Аркадий Адамов - Петля
Итак, второе — это запросы. Что еще мы можем сделать, чтобы установить личность погибшей девушки? Больше ничего. Остается только ждать. И это самое неприятное и самое трудное. А главное, ведь это ожидание может длиться до бесконечности. Мало ли какие причины могут помешать близким немедленно поднять тревогу. Если это приезжая, то родственники могут неделю, а то и больше ждать от нее писем из Москвы. А в самой Москве она могла остановиться в квартире друзей, которые уехали из города. Да я могу представить себе десятки подобных обстоятельств. А ведь с каждым днем исчезают какие-то следы, улики, стираются в памяти людей факты и события — все то, что должно повести нас дальше, к раскрытию причин происшедшего и, если придется, к задержанию преступника. И если последний существует, если девушка все-таки убита, сколько же у него появляется возможностей скрыться, пока мы ждем чьего-то сигнала. Исчезновение сумочки, где, возможно, лежали какие-то документы, в этом случае может быть отнюдь не случайным.
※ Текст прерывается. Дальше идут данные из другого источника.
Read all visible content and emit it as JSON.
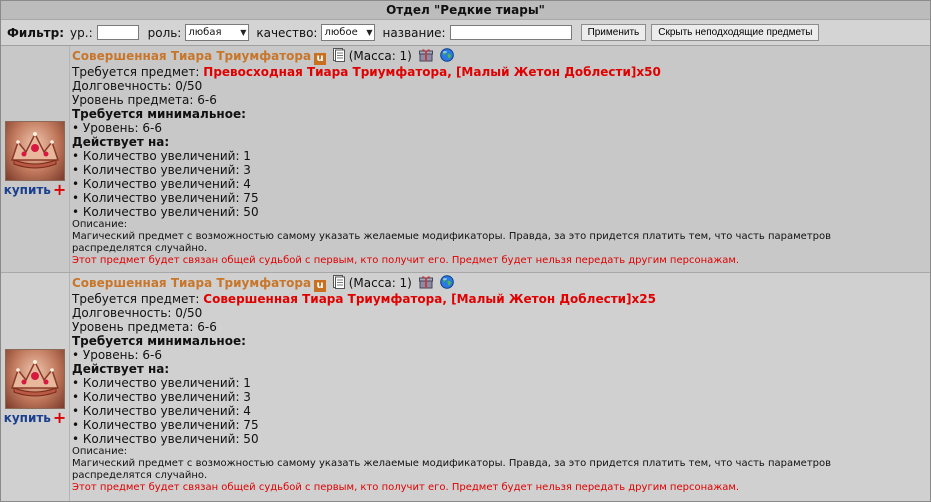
{
  "section_title": "Отдел \"Редкие тиары\"",
  "filter": {
    "label": "Фильтр:",
    "level_label": "ур.:",
    "level_value": "",
    "role_label": "роль:",
    "role_selected": "любая",
    "quality_label": "качество:",
    "quality_selected": "любое",
    "name_label": "название:",
    "name_value": "",
    "apply_label": "Применить",
    "hide_label": "Скрыть неподходящие предметы"
  },
  "items": [
    {
      "name": "Совершенная Тиара Триумфатора",
      "badge": "u",
      "mass": "(Масса: 1)",
      "buy_label": "купить",
      "required_item_label": "Требуется предмет:",
      "required_item_value": "Превосходная Тиара Триумфатора, [Малый Жетон Доблести]x50",
      "durability": "Долговечность: 0/50",
      "item_level": "Уровень предмета: 6-6",
      "min_required_label": "Требуется минимальное:",
      "min_level": "• Уровень: 6-6",
      "acts_on_label": "Действует на:",
      "effects": [
        "• Количество увеличений: 1",
        "• Количество увеличений: 3",
        "• Количество увеличений: 4",
        "• Количество увеличений: 75",
        "• Количество увеличений: 50"
      ],
      "description_label": "Описание:",
      "description": "Магический предмет с возможностью самому указать желаемые модификаторы. Правда, за это придется платить тем, что часть параметров распределятся случайно.",
      "binding_note": "Этот предмет будет связан общей судьбой с первым, кто получит его. Предмет будет нельзя передать другим персонажам."
    },
    {
      "name": "Совершенная Тиара Триумфатора",
      "badge": "u",
      "mass": "(Масса: 1)",
      "buy_label": "купить",
      "required_item_label": "Требуется предмет:",
      "required_item_value": "Совершенная Тиара Триумфатора, [Малый Жетон Доблести]x25",
      "durability": "Долговечность: 0/50",
      "item_level": "Уровень предмета: 6-6",
      "min_required_label": "Требуется минимальное:",
      "min_level": "• Уровень: 6-6",
      "acts_on_label": "Действует на:",
      "effects": [
        "• Количество увеличений: 1",
        "• Количество увеличений: 3",
        "• Количество увеличений: 4",
        "• Количество увеличений: 75",
        "• Количество увеличений: 50"
      ],
      "description_label": "Описание:",
      "description": "Магический предмет с возможностью самому указать желаемые модификаторы. Правда, за это придется платить тем, что часть параметров распределятся случайно.",
      "binding_note": "Этот предмет будет связан общей судьбой с первым, кто получит его. Предмет будет нельзя передать другим персонажам."
    }
  ],
  "icons": {
    "tiara": "tiara-image",
    "document": "document-icon",
    "gift": "gift-icon",
    "globe": "globe-icon",
    "plus": "plus-icon"
  }
}
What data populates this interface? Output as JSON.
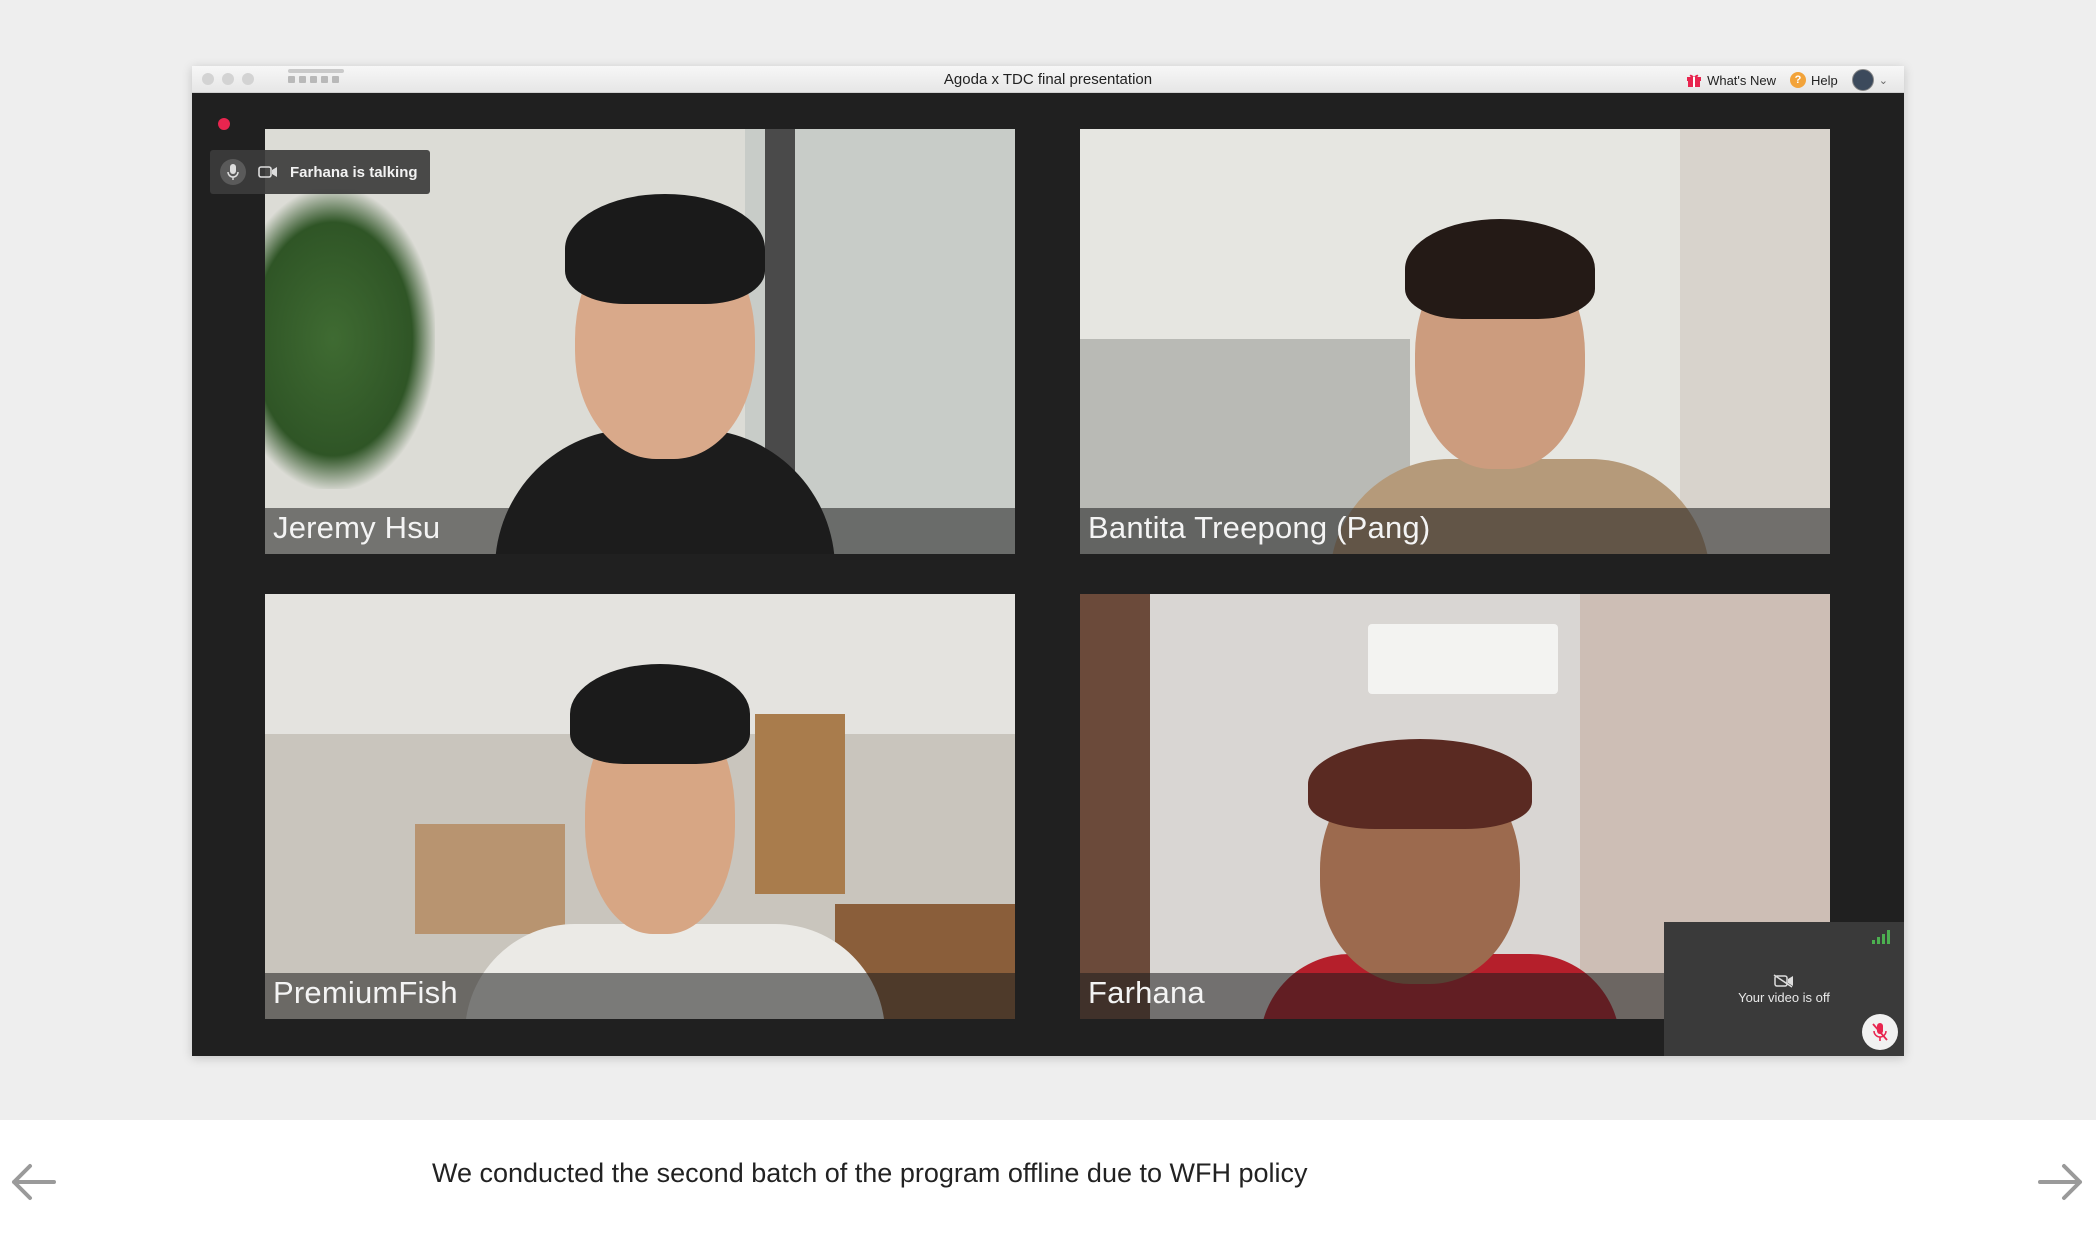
{
  "window": {
    "title": "Agoda x TDC final presentation",
    "whats_new": "What's New",
    "help": "Help"
  },
  "talking_indicator": {
    "label": "Farhana is talking"
  },
  "participants": [
    {
      "name": "Jeremy Hsu"
    },
    {
      "name": "Bantita Treepong (Pang)"
    },
    {
      "name": "PremiumFish"
    },
    {
      "name": "Farhana"
    }
  ],
  "self_view": {
    "status": "Your video is off"
  },
  "caption": {
    "text": "We conducted the second batch of the program offline due to WFH policy"
  },
  "colors": {
    "record": "#e8254f",
    "signal": "#4caf50",
    "mute": "#e8254f"
  },
  "icons": [
    "gift-icon",
    "help-icon",
    "avatar",
    "mic-icon",
    "camera-icon",
    "signal-icon",
    "camera-off-icon",
    "mic-muted-icon",
    "arrow-left-icon",
    "arrow-right-icon"
  ]
}
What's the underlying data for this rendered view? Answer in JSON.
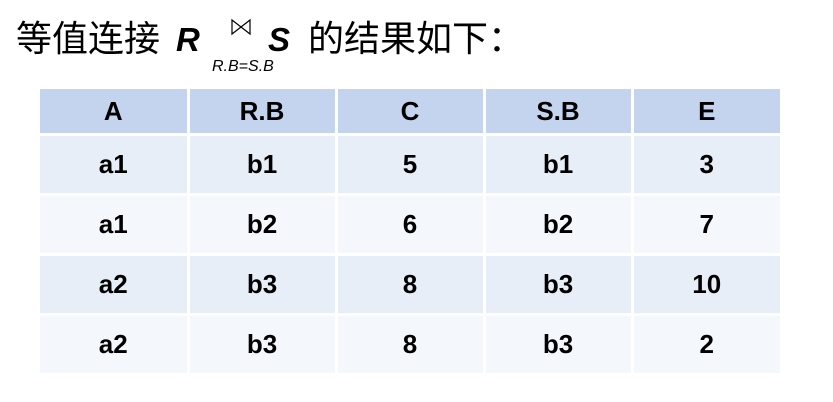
{
  "heading": {
    "prefix": "等值连接",
    "left_relation": "R",
    "join_symbol": "join-icon",
    "join_condition": "R.B=S.B",
    "right_relation": "S",
    "suffix": "的结果如下："
  },
  "table": {
    "headers": [
      "A",
      "R.B",
      "C",
      "S.B",
      "E"
    ],
    "rows": [
      [
        "a1",
        "b1",
        "5",
        "b1",
        "3"
      ],
      [
        "a1",
        "b2",
        "6",
        "b2",
        "7"
      ],
      [
        "a2",
        "b3",
        "8",
        "b3",
        "10"
      ],
      [
        "a2",
        "b3",
        "8",
        "b3",
        "2"
      ]
    ]
  },
  "colors": {
    "header_bg": "#c5d4ee",
    "row_odd_bg": "#e8eef8",
    "row_even_bg": "#f4f7fc"
  }
}
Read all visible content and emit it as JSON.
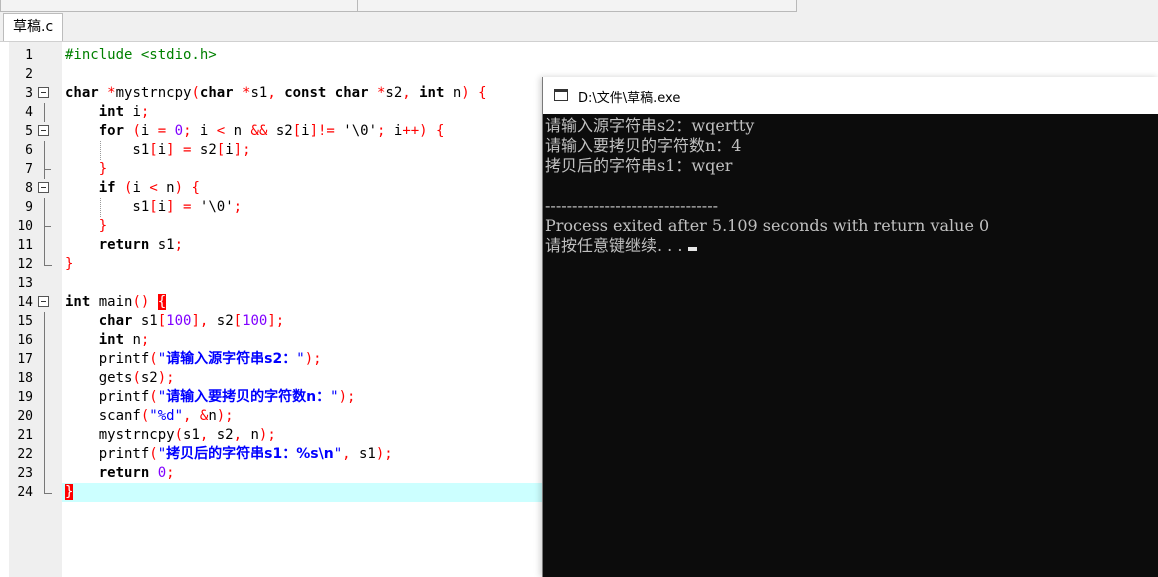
{
  "tabs": [
    {
      "label": "草稿.c"
    }
  ],
  "editor": {
    "current_line": 24,
    "lines": [
      {
        "n": "1",
        "segs": [
          {
            "t": "#include <stdio.h>",
            "c": "pp"
          }
        ]
      },
      {
        "n": "2",
        "segs": []
      },
      {
        "n": "3",
        "segs": [
          {
            "t": "char",
            "c": "kw"
          },
          {
            "t": " ",
            "c": ""
          },
          {
            "t": "*",
            "c": "op"
          },
          {
            "t": "mystrncpy",
            "c": ""
          },
          {
            "t": "(",
            "c": "op"
          },
          {
            "t": "char",
            "c": "kw"
          },
          {
            "t": " ",
            "c": ""
          },
          {
            "t": "*",
            "c": "op"
          },
          {
            "t": "s1",
            "c": ""
          },
          {
            "t": ", ",
            "c": "op"
          },
          {
            "t": "const",
            "c": "kw"
          },
          {
            "t": " ",
            "c": ""
          },
          {
            "t": "char",
            "c": "kw"
          },
          {
            "t": " ",
            "c": ""
          },
          {
            "t": "*",
            "c": "op"
          },
          {
            "t": "s2",
            "c": ""
          },
          {
            "t": ", ",
            "c": "op"
          },
          {
            "t": "int",
            "c": "kw"
          },
          {
            "t": " n",
            "c": ""
          },
          {
            "t": ") {",
            "c": "op"
          }
        ]
      },
      {
        "n": "4",
        "segs": [
          {
            "t": "    ",
            "c": ""
          },
          {
            "t": "int",
            "c": "kw"
          },
          {
            "t": " i",
            "c": ""
          },
          {
            "t": ";",
            "c": "op"
          }
        ]
      },
      {
        "n": "5",
        "segs": [
          {
            "t": "    ",
            "c": ""
          },
          {
            "t": "for",
            "c": "kw"
          },
          {
            "t": " ",
            "c": ""
          },
          {
            "t": "(",
            "c": "op"
          },
          {
            "t": "i ",
            "c": ""
          },
          {
            "t": "=",
            "c": "op"
          },
          {
            "t": " ",
            "c": ""
          },
          {
            "t": "0",
            "c": "num"
          },
          {
            "t": ";",
            "c": "op"
          },
          {
            "t": " i ",
            "c": ""
          },
          {
            "t": "<",
            "c": "op"
          },
          {
            "t": " n ",
            "c": ""
          },
          {
            "t": "&&",
            "c": "op"
          },
          {
            "t": " s2",
            "c": ""
          },
          {
            "t": "[",
            "c": "op"
          },
          {
            "t": "i",
            "c": ""
          },
          {
            "t": "]!=",
            "c": "op"
          },
          {
            "t": " ",
            "c": ""
          },
          {
            "t": "'\\0'",
            "c": "chr"
          },
          {
            "t": ";",
            "c": "op"
          },
          {
            "t": " i",
            "c": ""
          },
          {
            "t": "++) {",
            "c": "op"
          }
        ]
      },
      {
        "n": "6",
        "segs": [
          {
            "t": "        s1",
            "c": ""
          },
          {
            "t": "[",
            "c": "op"
          },
          {
            "t": "i",
            "c": ""
          },
          {
            "t": "]",
            "c": "op"
          },
          {
            "t": " ",
            "c": ""
          },
          {
            "t": "=",
            "c": "op"
          },
          {
            "t": " s2",
            "c": ""
          },
          {
            "t": "[",
            "c": "op"
          },
          {
            "t": "i",
            "c": ""
          },
          {
            "t": "];",
            "c": "op"
          }
        ]
      },
      {
        "n": "7",
        "segs": [
          {
            "t": "    ",
            "c": ""
          },
          {
            "t": "}",
            "c": "op"
          }
        ]
      },
      {
        "n": "8",
        "segs": [
          {
            "t": "    ",
            "c": ""
          },
          {
            "t": "if",
            "c": "kw"
          },
          {
            "t": " ",
            "c": ""
          },
          {
            "t": "(",
            "c": "op"
          },
          {
            "t": "i ",
            "c": ""
          },
          {
            "t": "<",
            "c": "op"
          },
          {
            "t": " n",
            "c": ""
          },
          {
            "t": ") {",
            "c": "op"
          }
        ]
      },
      {
        "n": "9",
        "segs": [
          {
            "t": "        s1",
            "c": ""
          },
          {
            "t": "[",
            "c": "op"
          },
          {
            "t": "i",
            "c": ""
          },
          {
            "t": "]",
            "c": "op"
          },
          {
            "t": " ",
            "c": ""
          },
          {
            "t": "=",
            "c": "op"
          },
          {
            "t": " ",
            "c": ""
          },
          {
            "t": "'\\0'",
            "c": "chr"
          },
          {
            "t": ";",
            "c": "op"
          }
        ]
      },
      {
        "n": "10",
        "segs": [
          {
            "t": "    ",
            "c": ""
          },
          {
            "t": "}",
            "c": "op"
          }
        ]
      },
      {
        "n": "11",
        "segs": [
          {
            "t": "    ",
            "c": ""
          },
          {
            "t": "return",
            "c": "kw"
          },
          {
            "t": " s1",
            "c": ""
          },
          {
            "t": ";",
            "c": "op"
          }
        ]
      },
      {
        "n": "12",
        "segs": [
          {
            "t": "}",
            "c": "op"
          }
        ]
      },
      {
        "n": "13",
        "segs": []
      },
      {
        "n": "14",
        "segs": [
          {
            "t": "int",
            "c": "kw"
          },
          {
            "t": " main",
            "c": ""
          },
          {
            "t": "()",
            "c": "op"
          },
          {
            "t": " ",
            "c": ""
          },
          {
            "t": "{",
            "c": "brace-hl"
          }
        ]
      },
      {
        "n": "15",
        "segs": [
          {
            "t": "    ",
            "c": ""
          },
          {
            "t": "char",
            "c": "kw"
          },
          {
            "t": " s1",
            "c": ""
          },
          {
            "t": "[",
            "c": "op"
          },
          {
            "t": "100",
            "c": "num"
          },
          {
            "t": "], ",
            "c": "op"
          },
          {
            "t": "s2",
            "c": ""
          },
          {
            "t": "[",
            "c": "op"
          },
          {
            "t": "100",
            "c": "num"
          },
          {
            "t": "];",
            "c": "op"
          }
        ]
      },
      {
        "n": "16",
        "segs": [
          {
            "t": "    ",
            "c": ""
          },
          {
            "t": "int",
            "c": "kw"
          },
          {
            "t": " n",
            "c": ""
          },
          {
            "t": ";",
            "c": "op"
          }
        ]
      },
      {
        "n": "17",
        "segs": [
          {
            "t": "    printf",
            "c": ""
          },
          {
            "t": "(",
            "c": "op"
          },
          {
            "t": "\"",
            "c": "str"
          },
          {
            "t": "请输入源字符串s2：",
            "c": "strz"
          },
          {
            "t": "\"",
            "c": "str"
          },
          {
            "t": ");",
            "c": "op"
          }
        ]
      },
      {
        "n": "18",
        "segs": [
          {
            "t": "    gets",
            "c": ""
          },
          {
            "t": "(",
            "c": "op"
          },
          {
            "t": "s2",
            "c": ""
          },
          {
            "t": ");",
            "c": "op"
          }
        ]
      },
      {
        "n": "19",
        "segs": [
          {
            "t": "    printf",
            "c": ""
          },
          {
            "t": "(",
            "c": "op"
          },
          {
            "t": "\"",
            "c": "str"
          },
          {
            "t": "请输入要拷贝的字符数n：",
            "c": "strz"
          },
          {
            "t": "\"",
            "c": "str"
          },
          {
            "t": ");",
            "c": "op"
          }
        ]
      },
      {
        "n": "20",
        "segs": [
          {
            "t": "    scanf",
            "c": ""
          },
          {
            "t": "(",
            "c": "op"
          },
          {
            "t": "\"%d\"",
            "c": "str"
          },
          {
            "t": ", ",
            "c": "op"
          },
          {
            "t": "&",
            "c": "op"
          },
          {
            "t": "n",
            "c": ""
          },
          {
            "t": ");",
            "c": "op"
          }
        ]
      },
      {
        "n": "21",
        "segs": [
          {
            "t": "    mystrncpy",
            "c": ""
          },
          {
            "t": "(",
            "c": "op"
          },
          {
            "t": "s1",
            "c": ""
          },
          {
            "t": ", ",
            "c": "op"
          },
          {
            "t": "s2",
            "c": ""
          },
          {
            "t": ", ",
            "c": "op"
          },
          {
            "t": "n",
            "c": ""
          },
          {
            "t": ");",
            "c": "op"
          }
        ]
      },
      {
        "n": "22",
        "segs": [
          {
            "t": "    printf",
            "c": ""
          },
          {
            "t": "(",
            "c": "op"
          },
          {
            "t": "\"",
            "c": "str"
          },
          {
            "t": "拷贝后的字符串s1：%s\\n",
            "c": "strz"
          },
          {
            "t": "\"",
            "c": "str"
          },
          {
            "t": ", ",
            "c": "op"
          },
          {
            "t": "s1",
            "c": ""
          },
          {
            "t": ");",
            "c": "op"
          }
        ]
      },
      {
        "n": "23",
        "segs": [
          {
            "t": "    ",
            "c": ""
          },
          {
            "t": "return",
            "c": "kw"
          },
          {
            "t": " ",
            "c": ""
          },
          {
            "t": "0",
            "c": "num"
          },
          {
            "t": ";",
            "c": "op"
          }
        ]
      },
      {
        "n": "24",
        "segs": [
          {
            "t": "}",
            "c": "brace-hl"
          }
        ]
      }
    ]
  },
  "console": {
    "title": "D:\\文件\\草稿.exe",
    "output_lines": [
      "请输入源字符串s2：wqertty",
      "请输入要拷贝的字符数n：4",
      "拷贝后的字符串s1：wqer",
      "",
      "--------------------------------",
      "Process exited after 5.109 seconds with return value 0",
      "请按任意键继续. . ."
    ]
  }
}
Дойдя в своих размышлениях до этого пункта, я решительно поднимаюсь и хватаю с дивана свое пальто. Надо ехать снова на ту стройку, надо еще раз обшарить всю площадку и котлован, а главное, надо потолковать с рабочими, которые первыми обнаружили труп, надо заставить их вспомнить какие-то детали обстановки, которые потом уже были нарушены, может быть, даже ими самими, непроизвольно, конечно.
Телефонный звонок возвращает меня уже от двери. Звонит дежурный:
— Ты на месте? К тебе человек пришел.
— Кто такой?
— Фамилия Сизых, Григорий Трофимович.
— А-а! Давай его сюда скорей! — обрадованно кричу я в трубку.
— Идет, — коротко отвечает дежурный.
Я скидываю пальто, но на этот раз не на диван, а аккуратно вешаю его в шкаф.
Не случайно пришел ко мне Сизых, ох не случайно. И не по пустяку. Тут я уверен. Дел у него и без того хватает.
Через минуту, после короткого стука в дверь, на пороге возникает знакомая приземистая фигура в перепачканном пальто и заляпанных грязью сапогах. На обветренном лице Сизых с маленькими черными глазками-буравчиками и толстым носом блуждает улыбочка. В руках он теребит старую, потерявшую всякую форму шапку-ушанку.
— Можно, товарищ начальник? — сипло осведомляется на всякий случаи Сизых.
— Ну что за вопрос. Заходите. Садитесь. Снимайте пальто, — радушно отвечаю я, искренне обрадованный его приходом.
— А! Мы привыкшие и в пальто, — машет рукой Сизых, — всюду не наснимаешься.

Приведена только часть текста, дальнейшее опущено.